這天晚上,李庸半夜起**廁所。
廁所在胡同口,靠著馬路,公共的。
夜裏很冷。
他披著羊皮大衣,一路小跑進了廁所,蹲在茅坑上。
四周靜極了。
隔著一道牆是女廁。女廁空著。
他的心懸起來。
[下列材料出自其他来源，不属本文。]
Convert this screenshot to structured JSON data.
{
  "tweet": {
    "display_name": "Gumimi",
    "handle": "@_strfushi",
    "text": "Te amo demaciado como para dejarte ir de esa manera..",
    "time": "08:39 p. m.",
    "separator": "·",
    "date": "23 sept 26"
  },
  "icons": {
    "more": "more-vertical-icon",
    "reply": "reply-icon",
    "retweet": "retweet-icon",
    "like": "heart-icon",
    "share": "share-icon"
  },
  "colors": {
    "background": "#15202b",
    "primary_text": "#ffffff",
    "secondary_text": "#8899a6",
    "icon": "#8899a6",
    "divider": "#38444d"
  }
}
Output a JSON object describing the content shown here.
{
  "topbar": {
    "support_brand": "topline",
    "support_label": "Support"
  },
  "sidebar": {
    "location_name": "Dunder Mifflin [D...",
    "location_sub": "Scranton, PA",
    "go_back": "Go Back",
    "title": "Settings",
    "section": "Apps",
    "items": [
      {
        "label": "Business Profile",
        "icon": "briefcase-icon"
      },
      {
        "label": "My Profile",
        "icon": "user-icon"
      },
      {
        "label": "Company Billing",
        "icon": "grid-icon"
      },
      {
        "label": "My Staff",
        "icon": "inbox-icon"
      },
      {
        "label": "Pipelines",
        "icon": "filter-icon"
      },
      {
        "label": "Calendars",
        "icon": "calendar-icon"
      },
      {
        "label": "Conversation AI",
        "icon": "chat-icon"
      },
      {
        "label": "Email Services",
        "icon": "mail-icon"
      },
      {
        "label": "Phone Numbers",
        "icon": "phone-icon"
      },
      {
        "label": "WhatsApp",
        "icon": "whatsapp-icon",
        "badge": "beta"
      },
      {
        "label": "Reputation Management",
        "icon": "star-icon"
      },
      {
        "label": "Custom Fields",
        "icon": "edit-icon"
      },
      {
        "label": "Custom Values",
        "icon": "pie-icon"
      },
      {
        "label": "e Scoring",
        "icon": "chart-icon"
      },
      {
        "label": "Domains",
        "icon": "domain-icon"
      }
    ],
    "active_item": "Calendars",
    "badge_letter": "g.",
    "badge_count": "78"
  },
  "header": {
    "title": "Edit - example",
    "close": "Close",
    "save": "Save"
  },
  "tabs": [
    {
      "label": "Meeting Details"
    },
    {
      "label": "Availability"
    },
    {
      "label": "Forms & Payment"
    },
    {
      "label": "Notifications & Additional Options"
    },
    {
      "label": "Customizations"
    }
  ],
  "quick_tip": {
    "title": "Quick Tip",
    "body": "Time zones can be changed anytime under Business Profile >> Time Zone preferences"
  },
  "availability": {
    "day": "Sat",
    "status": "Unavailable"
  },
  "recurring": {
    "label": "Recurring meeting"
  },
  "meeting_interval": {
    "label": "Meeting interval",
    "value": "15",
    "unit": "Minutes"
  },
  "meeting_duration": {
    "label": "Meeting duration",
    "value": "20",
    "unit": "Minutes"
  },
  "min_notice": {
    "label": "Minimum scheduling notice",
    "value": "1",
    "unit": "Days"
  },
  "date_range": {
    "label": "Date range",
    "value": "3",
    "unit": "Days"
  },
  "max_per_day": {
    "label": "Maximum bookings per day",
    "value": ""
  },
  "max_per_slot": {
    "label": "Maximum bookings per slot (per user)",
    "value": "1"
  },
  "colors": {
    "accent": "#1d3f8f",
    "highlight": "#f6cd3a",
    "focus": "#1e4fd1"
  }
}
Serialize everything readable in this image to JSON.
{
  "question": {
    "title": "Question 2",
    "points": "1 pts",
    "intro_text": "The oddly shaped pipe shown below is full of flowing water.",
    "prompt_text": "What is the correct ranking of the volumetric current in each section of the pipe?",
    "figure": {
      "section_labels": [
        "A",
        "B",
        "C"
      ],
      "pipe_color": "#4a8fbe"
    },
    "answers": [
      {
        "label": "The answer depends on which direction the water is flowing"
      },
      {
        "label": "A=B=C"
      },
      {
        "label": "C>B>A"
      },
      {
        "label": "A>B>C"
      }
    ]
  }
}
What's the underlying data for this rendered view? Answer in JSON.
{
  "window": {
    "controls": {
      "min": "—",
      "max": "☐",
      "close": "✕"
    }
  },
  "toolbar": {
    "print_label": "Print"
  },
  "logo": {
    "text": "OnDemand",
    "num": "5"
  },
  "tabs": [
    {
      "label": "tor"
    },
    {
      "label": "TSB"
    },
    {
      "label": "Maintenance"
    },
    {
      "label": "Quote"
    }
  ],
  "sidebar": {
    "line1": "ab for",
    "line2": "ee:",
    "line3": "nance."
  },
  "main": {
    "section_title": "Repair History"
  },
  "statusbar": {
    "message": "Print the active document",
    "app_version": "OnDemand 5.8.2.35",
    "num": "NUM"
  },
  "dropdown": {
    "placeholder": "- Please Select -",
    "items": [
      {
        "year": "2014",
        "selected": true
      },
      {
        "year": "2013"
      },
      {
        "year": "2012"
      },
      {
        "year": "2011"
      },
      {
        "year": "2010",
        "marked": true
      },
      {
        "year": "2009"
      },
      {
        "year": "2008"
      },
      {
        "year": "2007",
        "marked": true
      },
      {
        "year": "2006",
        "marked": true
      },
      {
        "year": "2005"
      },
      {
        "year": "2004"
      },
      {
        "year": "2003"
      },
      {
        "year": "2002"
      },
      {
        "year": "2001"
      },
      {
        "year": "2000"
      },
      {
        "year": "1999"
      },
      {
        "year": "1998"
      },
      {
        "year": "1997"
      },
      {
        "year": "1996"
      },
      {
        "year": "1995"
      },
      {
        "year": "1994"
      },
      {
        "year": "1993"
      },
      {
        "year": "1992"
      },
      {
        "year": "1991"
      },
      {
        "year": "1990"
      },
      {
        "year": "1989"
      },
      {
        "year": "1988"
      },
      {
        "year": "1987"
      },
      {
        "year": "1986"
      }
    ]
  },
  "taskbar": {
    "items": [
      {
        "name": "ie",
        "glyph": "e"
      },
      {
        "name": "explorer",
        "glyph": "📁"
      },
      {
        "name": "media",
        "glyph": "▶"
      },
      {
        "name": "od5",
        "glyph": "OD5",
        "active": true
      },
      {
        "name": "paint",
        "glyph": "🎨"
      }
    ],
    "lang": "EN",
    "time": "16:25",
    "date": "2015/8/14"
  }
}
他真怕女廁裏突然傳過來一個悶悶的聲音:“你過來,給我梳梳頭……”
天陰著。
一陣風吹過,廁所裏的味道強烈起來。
他匆匆提上褲子,朝家裏跑去。
他時不時地回頭看一眼,好像怕有人尾隨。
從胡同口望出去,街道上的路燈昏昏然亮著,它們的功能好像不是為了照明,而是為了製造影子。
而胡同裏很黑,越朝前走越黑。
突然,前麵有個人影兒一閃。
遠遠看去,那個人的腦袋後好像有一條馬尾巴。
是黃太?
李庸慢慢停下來,不敢朝前走了。
那個人也停在了那裏,一動不動。
僵持了一陣子,李庸隻好硬著頭皮走過去。
他離那個人越來越近。
“是李哥嗎?”
一個寒冷的聲音在問。
他聽出來,是蔣柒。蔣柒也梳著馬尾巴。
這時候,不管對方是誰,李庸都感到不可信。
“蔣柒?”
“是我。”
“還沒睡?”
“沒有。你也沒睡?”
“啊,我去廁所了。”
“你看,今晚好像要下雪。”
“是啊,陰了。”
“剛才,我還看見了遠處有閃電。”
“是車燈吧?”
“不,是閃電。”
“不可能。”
“李哥,你說冬天不會有閃電嗎?”
“當然不會。”
“那可能是我弄錯了。”
“一定是你弄錯了。”
李庸的話音未落,天上突然亮起了一道白光。
借著這一閃即逝的白光,李庸看清了蔣柒的臉。也許是光的作用,她的臉顯得十分蒼白。